One of Harrington’s lessons was how to curve an iron shot, and he used his children’s swing set as the obstacle to move around with a slice or hook. One of the most unique things about Harrington is his imagination. By seeing his children's jungle gym as a stand of trees in his mind's eye, you can't help but wonder that when he faces a similar shot on the course, he might envision the trees as a swing set.
Harrington is one of the smartest, most thoughtful and fascinating players in golf. As Europe's captain for the 2020 Ryder Cup at Whistling Straits in Wisconsin, he recently selected Donald as one of his assistant captains. Harrington spoke at length in a couple of videos about the mental game.
“I embrace fear,” he said. “Fear makes you focus.”
Not only did Harrington provide swing instruction, he also let us in on a couple of his extraordinary shots. One was from the Players Championship, when he had a pitch shot to the 18th green from deep rough. He took a lash and three balls came out, his and two others.

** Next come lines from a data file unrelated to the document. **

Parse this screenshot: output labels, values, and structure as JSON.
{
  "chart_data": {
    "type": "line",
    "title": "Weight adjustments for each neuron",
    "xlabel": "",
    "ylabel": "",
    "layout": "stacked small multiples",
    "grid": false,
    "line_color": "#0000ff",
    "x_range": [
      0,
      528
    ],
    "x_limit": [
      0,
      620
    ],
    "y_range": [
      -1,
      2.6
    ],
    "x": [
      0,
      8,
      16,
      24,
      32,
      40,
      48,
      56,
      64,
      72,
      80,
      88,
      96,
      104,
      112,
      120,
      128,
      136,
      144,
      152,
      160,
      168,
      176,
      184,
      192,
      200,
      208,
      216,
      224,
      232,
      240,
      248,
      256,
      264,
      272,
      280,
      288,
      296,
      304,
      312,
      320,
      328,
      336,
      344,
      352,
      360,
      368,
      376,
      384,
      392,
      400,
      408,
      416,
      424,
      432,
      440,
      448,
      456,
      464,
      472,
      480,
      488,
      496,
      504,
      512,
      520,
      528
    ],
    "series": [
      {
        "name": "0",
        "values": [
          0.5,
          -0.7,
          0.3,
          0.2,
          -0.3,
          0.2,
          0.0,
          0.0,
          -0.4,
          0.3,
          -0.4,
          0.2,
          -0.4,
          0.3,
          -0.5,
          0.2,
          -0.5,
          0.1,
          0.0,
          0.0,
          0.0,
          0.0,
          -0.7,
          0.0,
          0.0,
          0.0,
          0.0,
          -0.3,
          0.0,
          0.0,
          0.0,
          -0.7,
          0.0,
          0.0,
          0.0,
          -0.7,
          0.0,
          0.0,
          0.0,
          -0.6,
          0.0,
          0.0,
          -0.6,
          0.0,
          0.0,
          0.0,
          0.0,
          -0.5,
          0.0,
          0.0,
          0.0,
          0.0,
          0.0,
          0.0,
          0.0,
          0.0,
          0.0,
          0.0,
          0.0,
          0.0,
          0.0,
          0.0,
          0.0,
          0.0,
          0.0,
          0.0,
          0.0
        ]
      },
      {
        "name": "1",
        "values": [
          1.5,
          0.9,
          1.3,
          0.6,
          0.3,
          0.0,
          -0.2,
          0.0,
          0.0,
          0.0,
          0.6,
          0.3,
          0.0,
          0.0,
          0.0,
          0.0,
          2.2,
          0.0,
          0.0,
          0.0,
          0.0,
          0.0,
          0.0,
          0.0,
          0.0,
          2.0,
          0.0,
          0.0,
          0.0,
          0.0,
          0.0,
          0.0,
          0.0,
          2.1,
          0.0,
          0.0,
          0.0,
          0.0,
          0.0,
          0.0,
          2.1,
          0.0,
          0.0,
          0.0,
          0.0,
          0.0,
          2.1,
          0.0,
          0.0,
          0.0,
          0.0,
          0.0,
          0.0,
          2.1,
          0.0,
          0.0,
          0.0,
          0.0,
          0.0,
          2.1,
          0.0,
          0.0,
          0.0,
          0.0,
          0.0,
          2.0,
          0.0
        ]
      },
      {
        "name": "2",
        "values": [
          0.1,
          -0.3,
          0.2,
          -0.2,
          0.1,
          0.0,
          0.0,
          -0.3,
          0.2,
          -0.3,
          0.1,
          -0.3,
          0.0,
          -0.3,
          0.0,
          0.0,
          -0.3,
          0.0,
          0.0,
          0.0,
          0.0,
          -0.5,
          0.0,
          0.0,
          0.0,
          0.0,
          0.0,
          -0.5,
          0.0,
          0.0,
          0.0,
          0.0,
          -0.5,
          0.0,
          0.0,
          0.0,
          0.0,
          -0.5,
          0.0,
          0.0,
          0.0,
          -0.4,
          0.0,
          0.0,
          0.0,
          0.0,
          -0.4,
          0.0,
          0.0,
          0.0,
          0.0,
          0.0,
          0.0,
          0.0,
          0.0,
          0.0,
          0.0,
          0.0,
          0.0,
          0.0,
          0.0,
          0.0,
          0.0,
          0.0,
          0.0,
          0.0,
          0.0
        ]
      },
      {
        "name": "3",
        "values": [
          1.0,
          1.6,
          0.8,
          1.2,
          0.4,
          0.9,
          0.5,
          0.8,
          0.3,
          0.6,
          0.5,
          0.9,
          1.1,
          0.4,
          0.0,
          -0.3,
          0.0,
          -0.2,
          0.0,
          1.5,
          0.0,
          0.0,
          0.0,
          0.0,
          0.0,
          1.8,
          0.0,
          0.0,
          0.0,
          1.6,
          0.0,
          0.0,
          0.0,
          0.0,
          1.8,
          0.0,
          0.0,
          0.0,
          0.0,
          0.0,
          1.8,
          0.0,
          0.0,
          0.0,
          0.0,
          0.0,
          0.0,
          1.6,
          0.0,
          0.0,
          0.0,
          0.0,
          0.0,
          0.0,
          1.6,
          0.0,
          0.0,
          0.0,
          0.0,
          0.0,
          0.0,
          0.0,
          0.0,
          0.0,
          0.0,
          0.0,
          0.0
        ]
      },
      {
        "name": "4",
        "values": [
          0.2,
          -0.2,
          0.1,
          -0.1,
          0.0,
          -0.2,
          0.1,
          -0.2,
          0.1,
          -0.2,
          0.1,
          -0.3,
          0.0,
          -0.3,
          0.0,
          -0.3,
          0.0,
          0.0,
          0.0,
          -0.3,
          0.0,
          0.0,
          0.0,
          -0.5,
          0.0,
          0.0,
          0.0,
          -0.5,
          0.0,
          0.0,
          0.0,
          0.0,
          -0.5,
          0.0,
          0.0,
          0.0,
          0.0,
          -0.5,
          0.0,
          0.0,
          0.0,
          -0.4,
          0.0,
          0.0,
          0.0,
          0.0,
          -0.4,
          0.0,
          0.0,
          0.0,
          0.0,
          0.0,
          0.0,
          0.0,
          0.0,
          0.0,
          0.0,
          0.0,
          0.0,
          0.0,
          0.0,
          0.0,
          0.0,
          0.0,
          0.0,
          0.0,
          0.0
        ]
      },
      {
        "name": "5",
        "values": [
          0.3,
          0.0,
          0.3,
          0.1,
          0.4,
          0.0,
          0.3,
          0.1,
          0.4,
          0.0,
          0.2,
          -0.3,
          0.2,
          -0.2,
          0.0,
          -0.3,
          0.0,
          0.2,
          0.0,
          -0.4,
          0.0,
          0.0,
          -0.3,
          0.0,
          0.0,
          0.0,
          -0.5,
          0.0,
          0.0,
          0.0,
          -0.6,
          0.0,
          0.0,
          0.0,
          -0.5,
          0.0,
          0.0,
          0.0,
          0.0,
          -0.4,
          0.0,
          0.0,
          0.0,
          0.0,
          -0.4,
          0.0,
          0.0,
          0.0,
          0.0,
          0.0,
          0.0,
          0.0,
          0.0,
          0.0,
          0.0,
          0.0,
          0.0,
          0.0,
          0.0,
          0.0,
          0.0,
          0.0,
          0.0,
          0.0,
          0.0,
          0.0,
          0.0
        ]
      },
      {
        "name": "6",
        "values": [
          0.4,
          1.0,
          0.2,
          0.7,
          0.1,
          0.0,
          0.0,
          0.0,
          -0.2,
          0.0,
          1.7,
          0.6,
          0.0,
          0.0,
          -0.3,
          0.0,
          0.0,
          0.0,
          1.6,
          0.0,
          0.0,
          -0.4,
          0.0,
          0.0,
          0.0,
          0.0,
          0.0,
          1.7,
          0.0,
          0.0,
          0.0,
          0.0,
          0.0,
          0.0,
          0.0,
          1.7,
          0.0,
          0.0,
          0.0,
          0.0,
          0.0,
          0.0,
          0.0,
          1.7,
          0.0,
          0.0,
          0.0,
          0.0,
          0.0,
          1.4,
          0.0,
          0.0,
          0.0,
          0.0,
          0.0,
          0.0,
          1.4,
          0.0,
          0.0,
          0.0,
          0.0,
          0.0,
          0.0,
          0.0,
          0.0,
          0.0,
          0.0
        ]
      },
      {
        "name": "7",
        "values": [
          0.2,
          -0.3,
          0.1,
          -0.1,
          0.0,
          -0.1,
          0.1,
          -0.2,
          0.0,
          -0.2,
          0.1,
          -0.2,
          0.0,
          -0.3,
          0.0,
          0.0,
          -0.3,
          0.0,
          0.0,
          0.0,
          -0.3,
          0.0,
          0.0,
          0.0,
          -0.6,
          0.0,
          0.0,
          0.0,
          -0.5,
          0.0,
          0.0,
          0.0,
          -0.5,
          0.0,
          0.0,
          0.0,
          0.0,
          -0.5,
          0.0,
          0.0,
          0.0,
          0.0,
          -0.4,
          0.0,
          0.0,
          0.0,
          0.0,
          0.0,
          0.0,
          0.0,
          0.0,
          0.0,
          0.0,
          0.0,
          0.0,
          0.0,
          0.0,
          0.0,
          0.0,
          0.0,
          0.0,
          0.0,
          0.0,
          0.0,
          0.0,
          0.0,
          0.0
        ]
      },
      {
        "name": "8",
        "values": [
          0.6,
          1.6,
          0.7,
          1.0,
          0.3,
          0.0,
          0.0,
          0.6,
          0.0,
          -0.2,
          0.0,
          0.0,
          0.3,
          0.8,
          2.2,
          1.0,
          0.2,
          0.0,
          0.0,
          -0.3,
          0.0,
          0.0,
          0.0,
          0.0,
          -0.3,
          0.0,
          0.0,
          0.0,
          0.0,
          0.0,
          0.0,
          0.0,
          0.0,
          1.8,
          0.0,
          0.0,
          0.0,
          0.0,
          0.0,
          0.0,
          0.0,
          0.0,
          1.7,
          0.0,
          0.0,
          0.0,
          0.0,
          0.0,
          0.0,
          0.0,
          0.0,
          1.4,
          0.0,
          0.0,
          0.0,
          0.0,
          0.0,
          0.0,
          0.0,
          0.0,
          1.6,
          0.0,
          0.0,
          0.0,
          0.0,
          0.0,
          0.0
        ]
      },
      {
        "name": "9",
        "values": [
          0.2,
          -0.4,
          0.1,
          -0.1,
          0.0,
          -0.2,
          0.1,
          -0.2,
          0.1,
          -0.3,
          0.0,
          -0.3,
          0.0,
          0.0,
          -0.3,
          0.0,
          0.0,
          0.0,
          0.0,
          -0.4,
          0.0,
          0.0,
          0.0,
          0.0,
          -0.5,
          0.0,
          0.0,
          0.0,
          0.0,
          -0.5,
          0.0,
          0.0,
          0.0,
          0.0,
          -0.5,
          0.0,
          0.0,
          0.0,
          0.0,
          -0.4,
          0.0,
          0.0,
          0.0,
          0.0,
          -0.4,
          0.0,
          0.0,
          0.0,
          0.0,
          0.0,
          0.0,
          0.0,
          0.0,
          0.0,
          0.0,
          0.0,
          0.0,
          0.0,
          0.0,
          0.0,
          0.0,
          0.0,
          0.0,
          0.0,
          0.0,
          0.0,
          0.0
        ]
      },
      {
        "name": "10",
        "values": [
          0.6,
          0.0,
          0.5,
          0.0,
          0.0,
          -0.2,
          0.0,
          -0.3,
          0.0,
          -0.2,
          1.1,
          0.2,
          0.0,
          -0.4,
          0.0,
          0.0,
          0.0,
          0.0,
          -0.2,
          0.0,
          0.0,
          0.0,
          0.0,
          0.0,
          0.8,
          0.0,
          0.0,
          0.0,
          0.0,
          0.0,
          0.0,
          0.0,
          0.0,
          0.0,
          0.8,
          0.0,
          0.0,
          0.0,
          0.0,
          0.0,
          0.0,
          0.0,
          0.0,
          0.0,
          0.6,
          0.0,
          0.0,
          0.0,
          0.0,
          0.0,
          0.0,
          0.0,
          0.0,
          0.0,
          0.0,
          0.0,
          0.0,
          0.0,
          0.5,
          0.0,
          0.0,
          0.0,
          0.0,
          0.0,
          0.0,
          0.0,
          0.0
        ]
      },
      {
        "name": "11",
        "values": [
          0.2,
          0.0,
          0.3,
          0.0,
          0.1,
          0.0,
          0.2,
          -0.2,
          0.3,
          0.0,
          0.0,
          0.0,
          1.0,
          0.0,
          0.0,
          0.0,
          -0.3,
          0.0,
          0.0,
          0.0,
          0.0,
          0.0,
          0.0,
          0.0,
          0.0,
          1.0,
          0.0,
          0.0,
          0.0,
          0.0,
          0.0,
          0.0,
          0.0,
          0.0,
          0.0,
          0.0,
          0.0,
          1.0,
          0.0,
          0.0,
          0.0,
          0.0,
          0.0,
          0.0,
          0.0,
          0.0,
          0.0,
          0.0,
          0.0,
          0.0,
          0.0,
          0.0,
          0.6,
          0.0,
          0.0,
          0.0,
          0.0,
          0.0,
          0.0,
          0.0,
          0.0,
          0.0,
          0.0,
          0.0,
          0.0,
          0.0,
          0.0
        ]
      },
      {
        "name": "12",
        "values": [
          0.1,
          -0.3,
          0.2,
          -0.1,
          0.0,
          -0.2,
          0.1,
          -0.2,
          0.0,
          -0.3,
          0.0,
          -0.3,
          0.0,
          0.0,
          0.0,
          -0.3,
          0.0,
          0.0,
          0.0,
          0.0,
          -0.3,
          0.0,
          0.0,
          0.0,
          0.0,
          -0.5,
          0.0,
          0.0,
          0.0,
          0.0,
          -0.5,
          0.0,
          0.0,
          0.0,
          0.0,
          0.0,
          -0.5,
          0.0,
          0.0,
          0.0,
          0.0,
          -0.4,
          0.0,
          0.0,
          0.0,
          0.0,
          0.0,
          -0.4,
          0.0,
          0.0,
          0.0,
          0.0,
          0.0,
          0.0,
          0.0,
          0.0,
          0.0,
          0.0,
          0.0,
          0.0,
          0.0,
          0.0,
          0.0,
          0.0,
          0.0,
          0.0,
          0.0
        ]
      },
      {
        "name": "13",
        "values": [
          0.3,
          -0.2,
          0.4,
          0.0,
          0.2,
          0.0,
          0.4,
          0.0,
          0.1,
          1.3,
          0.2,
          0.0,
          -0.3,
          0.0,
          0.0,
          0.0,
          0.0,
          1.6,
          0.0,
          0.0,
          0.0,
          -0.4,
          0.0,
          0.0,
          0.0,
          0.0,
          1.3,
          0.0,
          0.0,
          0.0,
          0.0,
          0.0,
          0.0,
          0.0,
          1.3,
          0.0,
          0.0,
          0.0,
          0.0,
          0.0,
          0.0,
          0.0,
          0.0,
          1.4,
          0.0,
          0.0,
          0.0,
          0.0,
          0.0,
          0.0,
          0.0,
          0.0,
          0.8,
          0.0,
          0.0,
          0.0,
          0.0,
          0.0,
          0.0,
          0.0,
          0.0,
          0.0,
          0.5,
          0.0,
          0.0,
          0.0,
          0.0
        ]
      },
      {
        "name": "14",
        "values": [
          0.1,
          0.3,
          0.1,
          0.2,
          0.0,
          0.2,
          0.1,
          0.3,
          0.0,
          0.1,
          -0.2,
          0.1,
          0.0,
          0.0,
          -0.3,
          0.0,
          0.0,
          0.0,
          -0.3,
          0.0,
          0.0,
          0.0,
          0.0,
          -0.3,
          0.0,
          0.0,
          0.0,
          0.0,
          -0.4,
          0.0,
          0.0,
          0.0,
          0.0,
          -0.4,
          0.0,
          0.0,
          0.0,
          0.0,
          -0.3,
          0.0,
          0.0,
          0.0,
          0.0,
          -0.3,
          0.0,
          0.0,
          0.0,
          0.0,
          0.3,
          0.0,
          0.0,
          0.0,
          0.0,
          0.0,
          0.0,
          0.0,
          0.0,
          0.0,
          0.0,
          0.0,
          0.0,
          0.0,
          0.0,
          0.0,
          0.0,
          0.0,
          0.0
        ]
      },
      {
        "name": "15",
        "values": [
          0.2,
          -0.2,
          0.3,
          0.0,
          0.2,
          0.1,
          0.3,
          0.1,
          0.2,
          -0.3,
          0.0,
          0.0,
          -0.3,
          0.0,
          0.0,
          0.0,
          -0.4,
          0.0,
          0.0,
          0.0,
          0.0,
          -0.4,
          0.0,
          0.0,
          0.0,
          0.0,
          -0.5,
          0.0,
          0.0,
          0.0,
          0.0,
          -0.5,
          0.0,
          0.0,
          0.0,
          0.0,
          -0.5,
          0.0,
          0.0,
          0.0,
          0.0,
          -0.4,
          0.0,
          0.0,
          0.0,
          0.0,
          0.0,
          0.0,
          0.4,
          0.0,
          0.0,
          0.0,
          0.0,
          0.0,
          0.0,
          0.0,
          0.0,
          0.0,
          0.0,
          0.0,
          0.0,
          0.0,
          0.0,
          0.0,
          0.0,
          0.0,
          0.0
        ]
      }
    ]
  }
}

And he described what he considered to be the best shot of his career. It was the 48-yard wedge for his fifth shot at the 2007 British Open at Carnoustie. He had a one-shot lead going down the last hole, and he had just hit two balls into Barry Burn.
“I was feeling horrible,” he said. “I had choked and maybe lost the Open. My caddie talked to me for what seemed like the longest time, and he said he believed in me. To get back in the zone after what I had just done, when I hit that wedge shot, I was like a teenager showing off.”
Harrington went on to win that Open in a playoff with Sergio Garcia. And he’s still showing off. But this time, along with Donald, it’s their vast knowledge that’s on display – to the benefit of anyone who plays golf.